By and large, it seems that employers’ willingness to cover lifestyle drugs is dependent on there being a connection to improving employee health. More than half(68%)of organizations covered smoking cessation drugs, while very few(5%)paid for remedies for male pattern baldness. With respect to other lifestyle drugs, 52% of employers provided coverage for infertility drugs, 33% covered drugs to treat obesity, and 26% covered erectile dysfunction medication.

In addition to canvassing employers on current coverage, the survey posed questions around plans for the future. Surprisingly, very few employers planned to discontinue coverage for lifestyle drugs. The following factors may be influencing their decision:

  • Covering lifestyle drugs may be part of the organization’s overall approach to healthcare. Employers that have a comprehensive philosophy when it comes to doing what they can to encourage employee health and wellbeing often cover lifestyle drugs. Some Canadian employers—unlike those in the U.S.—are also reluctant to interfere with the doctor/patient relationship. If a physician prescribes a treatment, employers don’t want to become involved in a debate as to whether it is “medically necessary.”
  • If only a small proportion of employees currently use these drugs, employers won’t experience huge costs for this coverage and therefore there is limited incentive to reduce coverage.
  • Cost control measures for lifestyle drugs, such as caps on coverage, may already be in place. Some survey respondents have imposed limitations on the amount of coverage. An annual maximum was commonly placed on coverage for obesity drugs($1,325)and erectile dysfunction drugs($1,100). Coverage for lifestyle drugs for infertility and to stop smoking was subject to a lifetime dollar maximum—on average $5,000 for drugs to treat infertility and $825 for smoking cessation medications.
  • Employers may be give employees choice with respect to lifestyle drug coverage. For example, according to survey respondents, coverage for male pattern baldness drugs was most commonly limited by funds available in a health spending account or covered in flexible benefit plan options requiring employee contributions.
  • Employees may be sharing in the cost of lifestyle drugs through greater co-insurance as part of a two-tier formulary structure.

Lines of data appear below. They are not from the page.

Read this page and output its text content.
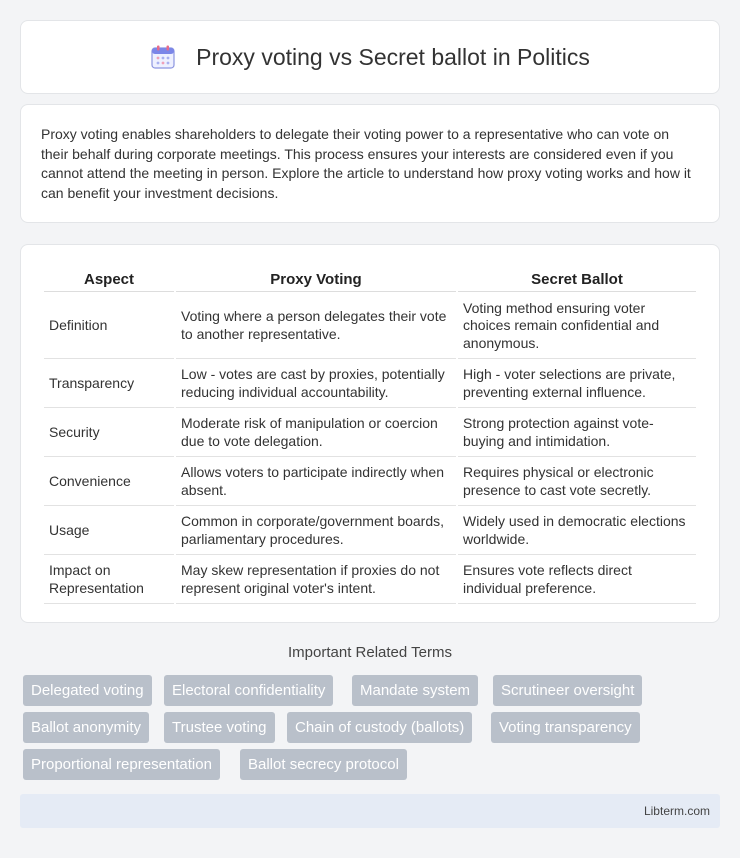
Proxy voting vs Secret ballot in Politics

Proxy voting enables shareholders to delegate their voting power to a representative who can vote on their behalf during corporate meetings. This process ensures your interests are considered even if you cannot attend the meeting in person. Explore the article to understand how proxy voting works and how it can benefit your investment decisions.

Aspect	Proxy Voting	Secret Ballot
Definition	Voting where a person delegates their vote to another representative.	Voting method ensuring voter choices remain confidential and anonymous.
Transparency	Low - votes are cast by proxies, potentially reducing individual accountability.	High - voter selections are private, preventing external influence.
Security	Moderate risk of manipulation or coercion due to vote delegation.	Strong protection against vote-buying and intimidation.
Convenience	Allows voters to participate indirectly when absent.	Requires physical or electronic presence to cast vote secretly.
Usage	Common in corporate/government boards, parliamentary procedures.	Widely used in democratic elections worldwide.
Impact on Representation	May skew representation if proxies do not represent original voter's intent.	Ensures vote reflects direct individual preference.
Important Related Terms
Delegated voting	Electoral confidentiality	Mandate system	Scrutineer oversight
Ballot anonymity	Trustee voting	Chain of custody (ballots)	Voting transparency
Proportional representation	Ballot secrecy protocol
Libterm.com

Given that there are ways to control the cost of these drugs and there are relatively few organizations covering them, should employers that are not currently providing coverage rethink their approach? In an increasingly tight labour market, coverage for lifestyle drugs may be a differentiator.

If the decision is made to provide or increase lifestyle drug coverage, it is in everyone’s—employers, insurers and employees—best interests to ensure that there is clarity around what is and isn’t covered. If, for instance, coverage is allowed in some, but not all, circumstances, those situations and the evidence required to establish them must be clearly set out. Also, the definition of “lifestyle” is evolving and standard treatment protocols change—for example, new medical guidelines for treating obesity have been published in the last month that recommend the use of anti-obesity drugs in specified circumstances. These changes make it important to revisit policy coverage regularly to see whether benefit plans also need modification.

In deciding whether to provide coverage for lifestyle drugs, employers need to balance cost—which may be kept relatively low—with employee reaction. Offering lifestyle drug coverage may have some direct or indirect long-term impact on the health of employees. It may also provide an added incentive for employees to join or stay with an organization. While coverage won’t be a determining factor, it does send a message to workers that the employer is concerned to do all it can to improve their health, productivity and morale.